With respect to estate planning, why has this become a political football? It feels like Washington is changing some aspect of these “lifetime” planning laws as frequently as people change their socks. It’s next to impossible to do estate planning for one generation these days, let alone the multigenerational planning we’d really like to embark upon. Again, it’s a matter of knowing the current laws and making the right moves today without painting ourselves and our clients into a corner they cannot fiscally get themselves out of. And maybe even more important, it’s about taking advantage of the current estate planning laws while we can, while being sensitive to existing and potential new “claw back” rules.

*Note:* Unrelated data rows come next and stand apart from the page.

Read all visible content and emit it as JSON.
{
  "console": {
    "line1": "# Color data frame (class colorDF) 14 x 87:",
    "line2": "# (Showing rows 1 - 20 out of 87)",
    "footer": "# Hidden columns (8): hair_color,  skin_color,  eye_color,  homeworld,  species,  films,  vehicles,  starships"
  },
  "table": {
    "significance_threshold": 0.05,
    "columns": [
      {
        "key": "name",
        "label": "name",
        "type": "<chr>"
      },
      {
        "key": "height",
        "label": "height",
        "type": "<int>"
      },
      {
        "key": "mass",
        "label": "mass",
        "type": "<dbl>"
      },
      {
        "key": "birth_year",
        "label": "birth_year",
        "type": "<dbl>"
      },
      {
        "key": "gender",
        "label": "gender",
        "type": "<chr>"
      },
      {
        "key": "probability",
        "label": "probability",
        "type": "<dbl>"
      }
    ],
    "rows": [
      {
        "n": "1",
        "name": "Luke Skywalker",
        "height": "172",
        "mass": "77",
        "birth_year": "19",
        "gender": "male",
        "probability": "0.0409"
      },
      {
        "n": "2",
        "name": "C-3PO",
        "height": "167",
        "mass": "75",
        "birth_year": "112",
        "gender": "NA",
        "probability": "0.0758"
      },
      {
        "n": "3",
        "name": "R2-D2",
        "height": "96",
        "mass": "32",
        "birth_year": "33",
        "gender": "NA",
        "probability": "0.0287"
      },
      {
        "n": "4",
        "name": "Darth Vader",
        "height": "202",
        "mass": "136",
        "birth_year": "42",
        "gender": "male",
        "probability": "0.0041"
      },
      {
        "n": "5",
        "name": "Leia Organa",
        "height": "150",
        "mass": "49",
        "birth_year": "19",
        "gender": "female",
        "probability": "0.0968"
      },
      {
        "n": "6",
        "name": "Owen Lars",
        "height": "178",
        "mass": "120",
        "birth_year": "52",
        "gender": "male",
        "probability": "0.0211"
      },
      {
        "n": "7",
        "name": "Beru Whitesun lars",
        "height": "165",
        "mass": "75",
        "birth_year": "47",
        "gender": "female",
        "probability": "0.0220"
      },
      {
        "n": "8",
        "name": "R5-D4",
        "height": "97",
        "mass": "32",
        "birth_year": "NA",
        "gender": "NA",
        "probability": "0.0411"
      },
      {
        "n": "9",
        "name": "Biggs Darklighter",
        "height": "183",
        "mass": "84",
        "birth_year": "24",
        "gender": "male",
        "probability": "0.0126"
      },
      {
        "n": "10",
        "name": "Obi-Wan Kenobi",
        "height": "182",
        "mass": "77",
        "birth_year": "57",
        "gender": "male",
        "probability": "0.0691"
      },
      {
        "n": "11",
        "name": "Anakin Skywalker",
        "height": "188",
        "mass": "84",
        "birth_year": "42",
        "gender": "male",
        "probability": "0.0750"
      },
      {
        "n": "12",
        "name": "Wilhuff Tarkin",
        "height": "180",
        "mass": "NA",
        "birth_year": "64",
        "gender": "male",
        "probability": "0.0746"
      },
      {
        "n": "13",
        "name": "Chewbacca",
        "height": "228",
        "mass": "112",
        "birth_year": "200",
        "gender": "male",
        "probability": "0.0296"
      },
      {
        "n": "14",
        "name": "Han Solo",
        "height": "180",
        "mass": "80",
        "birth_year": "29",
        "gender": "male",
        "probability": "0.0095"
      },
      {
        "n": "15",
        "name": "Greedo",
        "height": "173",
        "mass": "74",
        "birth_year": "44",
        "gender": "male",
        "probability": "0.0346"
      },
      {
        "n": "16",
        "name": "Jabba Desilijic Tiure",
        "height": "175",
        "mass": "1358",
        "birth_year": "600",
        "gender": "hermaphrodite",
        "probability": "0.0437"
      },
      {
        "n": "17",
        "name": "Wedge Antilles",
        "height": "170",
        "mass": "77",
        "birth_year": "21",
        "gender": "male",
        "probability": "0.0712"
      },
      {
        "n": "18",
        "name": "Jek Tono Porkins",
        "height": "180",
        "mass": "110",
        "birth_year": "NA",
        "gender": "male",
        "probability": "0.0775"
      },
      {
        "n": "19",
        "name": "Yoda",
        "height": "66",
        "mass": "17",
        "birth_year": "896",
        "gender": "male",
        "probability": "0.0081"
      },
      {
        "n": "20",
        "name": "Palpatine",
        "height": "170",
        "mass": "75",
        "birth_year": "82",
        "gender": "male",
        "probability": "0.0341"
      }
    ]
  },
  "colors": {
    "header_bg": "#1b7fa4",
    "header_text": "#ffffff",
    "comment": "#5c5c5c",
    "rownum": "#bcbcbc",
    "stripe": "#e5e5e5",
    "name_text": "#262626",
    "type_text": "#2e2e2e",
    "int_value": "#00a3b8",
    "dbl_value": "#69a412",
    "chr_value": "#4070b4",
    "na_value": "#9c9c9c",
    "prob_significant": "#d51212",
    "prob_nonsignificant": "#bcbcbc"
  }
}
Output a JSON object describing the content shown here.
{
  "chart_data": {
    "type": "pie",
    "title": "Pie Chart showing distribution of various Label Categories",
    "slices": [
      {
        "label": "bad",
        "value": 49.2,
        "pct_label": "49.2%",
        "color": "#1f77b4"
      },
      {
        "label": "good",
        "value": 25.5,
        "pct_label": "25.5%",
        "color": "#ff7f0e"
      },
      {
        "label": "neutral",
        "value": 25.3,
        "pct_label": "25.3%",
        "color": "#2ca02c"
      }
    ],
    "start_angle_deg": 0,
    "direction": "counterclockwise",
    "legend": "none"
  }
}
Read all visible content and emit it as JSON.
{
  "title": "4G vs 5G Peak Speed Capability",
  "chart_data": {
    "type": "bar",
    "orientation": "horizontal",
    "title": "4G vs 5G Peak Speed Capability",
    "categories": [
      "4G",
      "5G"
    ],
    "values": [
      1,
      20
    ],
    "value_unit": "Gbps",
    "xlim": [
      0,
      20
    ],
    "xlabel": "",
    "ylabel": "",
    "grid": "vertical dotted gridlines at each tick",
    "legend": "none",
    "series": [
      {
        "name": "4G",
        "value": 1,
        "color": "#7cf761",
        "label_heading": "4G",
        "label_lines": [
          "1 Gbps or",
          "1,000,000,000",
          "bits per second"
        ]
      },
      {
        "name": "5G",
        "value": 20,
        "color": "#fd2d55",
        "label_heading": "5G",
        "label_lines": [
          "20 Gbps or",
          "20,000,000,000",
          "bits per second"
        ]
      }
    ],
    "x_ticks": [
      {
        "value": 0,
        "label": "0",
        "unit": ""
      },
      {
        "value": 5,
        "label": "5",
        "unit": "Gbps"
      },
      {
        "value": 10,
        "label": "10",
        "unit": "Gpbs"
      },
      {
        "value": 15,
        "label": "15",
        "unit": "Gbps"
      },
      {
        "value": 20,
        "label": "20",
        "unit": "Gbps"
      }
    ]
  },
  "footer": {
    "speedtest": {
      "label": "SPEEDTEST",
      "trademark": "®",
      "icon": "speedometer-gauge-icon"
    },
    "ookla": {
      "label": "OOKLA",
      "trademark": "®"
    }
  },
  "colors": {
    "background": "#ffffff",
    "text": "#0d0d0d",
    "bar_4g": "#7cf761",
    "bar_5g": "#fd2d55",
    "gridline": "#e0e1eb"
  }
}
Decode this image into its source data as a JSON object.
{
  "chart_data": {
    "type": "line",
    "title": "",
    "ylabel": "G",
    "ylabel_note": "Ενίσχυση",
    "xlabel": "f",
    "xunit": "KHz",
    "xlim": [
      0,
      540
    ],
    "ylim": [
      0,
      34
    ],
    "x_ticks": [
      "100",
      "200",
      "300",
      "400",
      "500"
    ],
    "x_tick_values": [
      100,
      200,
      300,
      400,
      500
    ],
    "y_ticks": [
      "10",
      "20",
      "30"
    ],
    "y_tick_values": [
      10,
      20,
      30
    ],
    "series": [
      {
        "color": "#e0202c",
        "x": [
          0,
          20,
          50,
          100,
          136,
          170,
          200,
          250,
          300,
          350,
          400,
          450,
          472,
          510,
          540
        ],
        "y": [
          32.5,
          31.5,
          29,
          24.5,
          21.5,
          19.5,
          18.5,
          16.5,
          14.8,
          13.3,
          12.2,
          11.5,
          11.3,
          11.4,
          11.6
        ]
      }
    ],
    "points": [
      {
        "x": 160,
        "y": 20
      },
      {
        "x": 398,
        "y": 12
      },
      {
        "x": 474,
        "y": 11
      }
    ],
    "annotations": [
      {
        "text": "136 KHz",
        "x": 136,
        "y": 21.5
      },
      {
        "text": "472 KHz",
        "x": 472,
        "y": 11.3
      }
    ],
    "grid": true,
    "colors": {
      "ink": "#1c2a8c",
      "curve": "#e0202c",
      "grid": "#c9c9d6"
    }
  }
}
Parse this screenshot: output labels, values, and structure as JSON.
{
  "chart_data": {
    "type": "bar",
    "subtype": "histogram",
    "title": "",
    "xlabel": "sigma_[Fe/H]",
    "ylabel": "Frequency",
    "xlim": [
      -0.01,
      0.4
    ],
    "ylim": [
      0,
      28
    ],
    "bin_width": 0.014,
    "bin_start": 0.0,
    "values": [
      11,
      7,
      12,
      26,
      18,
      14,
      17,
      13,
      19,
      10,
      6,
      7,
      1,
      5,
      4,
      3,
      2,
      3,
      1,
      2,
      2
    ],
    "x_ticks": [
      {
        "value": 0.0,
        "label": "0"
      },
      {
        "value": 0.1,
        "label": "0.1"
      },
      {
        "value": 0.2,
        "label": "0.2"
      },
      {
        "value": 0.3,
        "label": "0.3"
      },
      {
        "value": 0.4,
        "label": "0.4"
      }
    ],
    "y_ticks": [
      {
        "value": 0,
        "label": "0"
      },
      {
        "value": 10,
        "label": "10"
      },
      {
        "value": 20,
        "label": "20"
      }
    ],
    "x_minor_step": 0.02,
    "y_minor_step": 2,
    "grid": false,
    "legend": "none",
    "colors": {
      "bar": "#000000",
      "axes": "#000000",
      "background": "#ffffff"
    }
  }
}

One area to look at closely is the current lifetime gifting rules. If we are nervous that estate limits will be reduced to $5 million or less, as is the frequent campaign trail rhetoric, perhaps wealthier clients should be encouraged to gift up to the $11.58 million current limits now, while they can.
So here’s the bottom line: There are no sacred cows, especially in an election year and the year or two that follow. Expect and be prepared for the unwelcome (and the unexpected). Know that Congress in its endless negotiations can take a perfectly logical idea and twist it into a law that is both illogical and tough to implement, that you’ll probably not have any guidance in place in a timely fashion, and there will be a lot of last-minute “fixes” that may or may not be enacted in a useful way.
What’s an advisor to do? Meet with our clients and review current laws and strategies. Then, let’s collaborate with each other! The most important people in my professional life outside of my clients are my clients’ other advisors, whether they be CPAs, estate attorneys, etc. It’s going to take a village to navigate people through this time, so we need to reach out and talk to each other about what we are hearing from clients and what we are seeing as planning opportunities and pitfalls.
We also need to discuss what we are keeping top of mind for our clients and their futures. In this collaborative environment, we should be bringing our best ideas forward. We should also share them with clients, allowing them to hear our views and make informed decisions. And then, it’s like I always say: lather, rinse, repeat.
See you on the other side of the election!